For his part, Björg Stefánsdóttir, director of Icelandic Art Center, issued an open letter on the center’s website earlier in the week stating:

‘Now we must face the possibility that Italian authorities may shut down the Icelandic pavilion and Büchel’s contribution this week. That will, however, not change the fact that the work itself will not be stopped. It is not even necessary to physically experience this work of art (even though it is impressive to see it in person as the physical and visual experience is remarkable per se).

The Mosque is the type of artwork that can be experienced simply by hearing or even reading about it.’
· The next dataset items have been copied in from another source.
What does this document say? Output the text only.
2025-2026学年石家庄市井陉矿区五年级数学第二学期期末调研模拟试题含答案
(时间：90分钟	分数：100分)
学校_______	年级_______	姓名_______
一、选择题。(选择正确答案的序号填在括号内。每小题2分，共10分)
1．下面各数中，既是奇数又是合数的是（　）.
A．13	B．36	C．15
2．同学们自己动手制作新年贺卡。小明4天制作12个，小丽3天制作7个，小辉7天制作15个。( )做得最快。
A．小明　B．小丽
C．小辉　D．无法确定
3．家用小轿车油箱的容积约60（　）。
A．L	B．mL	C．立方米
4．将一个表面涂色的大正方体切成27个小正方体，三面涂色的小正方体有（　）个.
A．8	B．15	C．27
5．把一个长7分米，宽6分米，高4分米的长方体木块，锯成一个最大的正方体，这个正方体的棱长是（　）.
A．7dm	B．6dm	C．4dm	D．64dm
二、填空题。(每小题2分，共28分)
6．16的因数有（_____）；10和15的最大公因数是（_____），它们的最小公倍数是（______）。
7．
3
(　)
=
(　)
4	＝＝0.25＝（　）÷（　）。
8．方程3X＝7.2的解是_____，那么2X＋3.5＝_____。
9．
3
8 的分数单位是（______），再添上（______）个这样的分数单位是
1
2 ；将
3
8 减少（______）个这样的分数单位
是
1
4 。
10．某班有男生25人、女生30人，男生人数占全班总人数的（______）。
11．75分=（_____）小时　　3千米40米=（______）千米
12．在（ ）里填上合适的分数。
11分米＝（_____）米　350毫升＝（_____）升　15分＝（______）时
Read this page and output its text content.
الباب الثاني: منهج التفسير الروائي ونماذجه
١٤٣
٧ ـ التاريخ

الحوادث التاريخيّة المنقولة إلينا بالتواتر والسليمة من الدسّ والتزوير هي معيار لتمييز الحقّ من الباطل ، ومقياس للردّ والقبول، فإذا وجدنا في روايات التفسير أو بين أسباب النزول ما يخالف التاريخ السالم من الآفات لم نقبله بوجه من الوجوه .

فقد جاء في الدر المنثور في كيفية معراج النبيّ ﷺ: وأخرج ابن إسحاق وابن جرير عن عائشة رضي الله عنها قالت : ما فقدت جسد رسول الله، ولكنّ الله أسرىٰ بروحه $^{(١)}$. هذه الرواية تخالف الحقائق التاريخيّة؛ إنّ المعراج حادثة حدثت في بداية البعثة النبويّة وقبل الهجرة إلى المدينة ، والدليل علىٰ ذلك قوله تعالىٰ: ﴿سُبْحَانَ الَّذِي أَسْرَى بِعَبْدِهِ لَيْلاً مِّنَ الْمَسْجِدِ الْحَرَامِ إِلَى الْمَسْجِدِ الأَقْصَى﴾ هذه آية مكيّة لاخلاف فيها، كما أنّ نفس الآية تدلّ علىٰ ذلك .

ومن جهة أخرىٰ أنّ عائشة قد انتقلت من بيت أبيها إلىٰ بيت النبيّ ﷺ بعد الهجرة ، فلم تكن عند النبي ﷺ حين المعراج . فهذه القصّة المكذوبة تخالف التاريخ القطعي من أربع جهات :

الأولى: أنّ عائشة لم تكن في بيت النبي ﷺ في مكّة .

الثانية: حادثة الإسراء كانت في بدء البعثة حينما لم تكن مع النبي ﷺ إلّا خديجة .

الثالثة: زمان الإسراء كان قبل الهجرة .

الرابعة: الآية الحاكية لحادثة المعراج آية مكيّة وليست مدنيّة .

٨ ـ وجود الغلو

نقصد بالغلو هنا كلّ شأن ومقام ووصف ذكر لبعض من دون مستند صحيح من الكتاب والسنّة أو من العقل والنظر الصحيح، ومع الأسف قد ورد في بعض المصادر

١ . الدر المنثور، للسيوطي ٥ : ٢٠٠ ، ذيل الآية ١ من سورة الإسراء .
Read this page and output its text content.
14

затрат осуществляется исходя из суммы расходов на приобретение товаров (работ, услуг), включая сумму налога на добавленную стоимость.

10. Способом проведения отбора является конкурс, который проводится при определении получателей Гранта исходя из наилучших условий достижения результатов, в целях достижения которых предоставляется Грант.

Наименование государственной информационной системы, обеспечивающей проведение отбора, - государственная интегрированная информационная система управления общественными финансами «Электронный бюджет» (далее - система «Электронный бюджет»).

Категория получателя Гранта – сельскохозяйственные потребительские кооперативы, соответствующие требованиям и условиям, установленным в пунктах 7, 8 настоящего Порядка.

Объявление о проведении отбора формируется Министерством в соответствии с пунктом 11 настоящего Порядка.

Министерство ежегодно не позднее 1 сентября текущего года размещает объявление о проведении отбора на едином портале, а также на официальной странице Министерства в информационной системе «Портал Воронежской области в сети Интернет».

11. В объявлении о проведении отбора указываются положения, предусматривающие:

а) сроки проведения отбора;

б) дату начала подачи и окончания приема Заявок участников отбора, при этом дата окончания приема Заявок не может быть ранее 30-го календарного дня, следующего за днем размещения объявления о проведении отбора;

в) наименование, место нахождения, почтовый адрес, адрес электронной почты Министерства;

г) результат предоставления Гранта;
The sad fact of the matter is that in its short lifespan the mosque had become a genuine place of congregation and worship for a community that often feels overlooked by the city. In the Veneto region where Venice is situated there are some 15,000-20,000 Muslims and some of this community came to the opening of the mosque on 8th May. Eye-witnesses described the immediate embracing of the project by the locals, who upon entering the space began to pray. Mohamed Amin Al Ahdab, an architect and the president of the Islamic Community of Venice made a speech at the opening in which he praised the power of art for having “warmed the hearts of Muslims”. He went on to venture the hope that a permanent mosque might be installed in the city centre after the end of the biennale in November.

In a statement issued to Artnet News, the Venice Biennale has expressed its hope that ‘solutions can be found that permit the reopening of the pavilion’, although any direct mention of the mosque itself being reopened are avoided. Whilst some critics have argued that the artist has simply worsened any tensions between Catholic and Muslim Venetians with his failed project and its surrounding controversy, it is undeniable that the project brought international recognition to a community that too often goes unnoticed, as evidenced by the very lack of mosque in the first place.